If she’s feeling patient she’ll say, “If you want my help try not to boss me around.” If she’s not she’ll say, “Get someone else to help you. I’ve had it!”

Perhaps I want people to take my suggestions or to do things exactly the way I used to so that I can feel, vicariously, as if I’m still doing things. What I’m really doing in both cases, though, is trying to escape my whining, self-denigrating brain. In the process, I create misery for those around me (usually Twink) instead of coming to terms with that misery, myself. The ADA can’t help with that.

Last month I wrote about the need to keep on with my physical wellness program no matter how I’m feeling. I wrote that having a positive attitude can actually add to a feeling of well being. Equally important, though, is to recognize and come to terms with the truth of loss and diminished capacity that significant disability engenders.

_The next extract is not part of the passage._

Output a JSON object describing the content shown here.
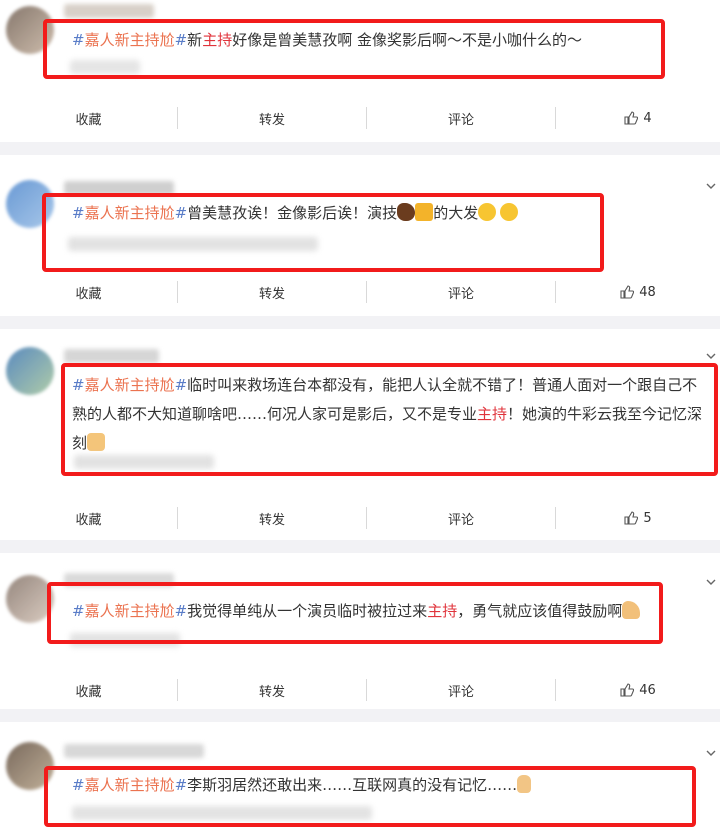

How do I define myself? I have to dig deep sometimes to find the good in being Dean-with-disability. Without dwelling or wallowing, I have to admit some truths. Having MS is not fun. It hurts sometimes. I’m sad sometimes. I get frustrated with my body more often than I’ve been willing to admit. I’ve taken that frustration out on others, micromanaging with my mouth what I can’t control with my muscles.

I’ve has MS for 22 years and I’m only beginning to understand the deep ways in which it influences my attitude toward friends and loved ones. I’m now aware that how I treat others in situations such as those I’ve described above results from barriers within my mind. Such awareness will become part of my wellness program enabling me to slowly remove the barriers inside that keep me from fully participating in my own existence.

I’m grateful for the ADA. It has provided access to all sorts of activities that are a vital part of my physical life. As for my mental and spiritual life, the responsibility is mine. Whether or not, and how, I feel like a participant is up to me. MS isn’t an injury, where the disability is relatively static. It’s a progressive disease. I’ll have to be flexible and remain open to constant change. That makes MS a mental and spiritual challenge as well as a physical one. In an odd way, MS can be an interesting and compelling vehicle for self-improvement if you care to use it that way. If I choose, I can spend the rest of my life constructing a barrier-free spirit. To me, that seems pretty worthwhile.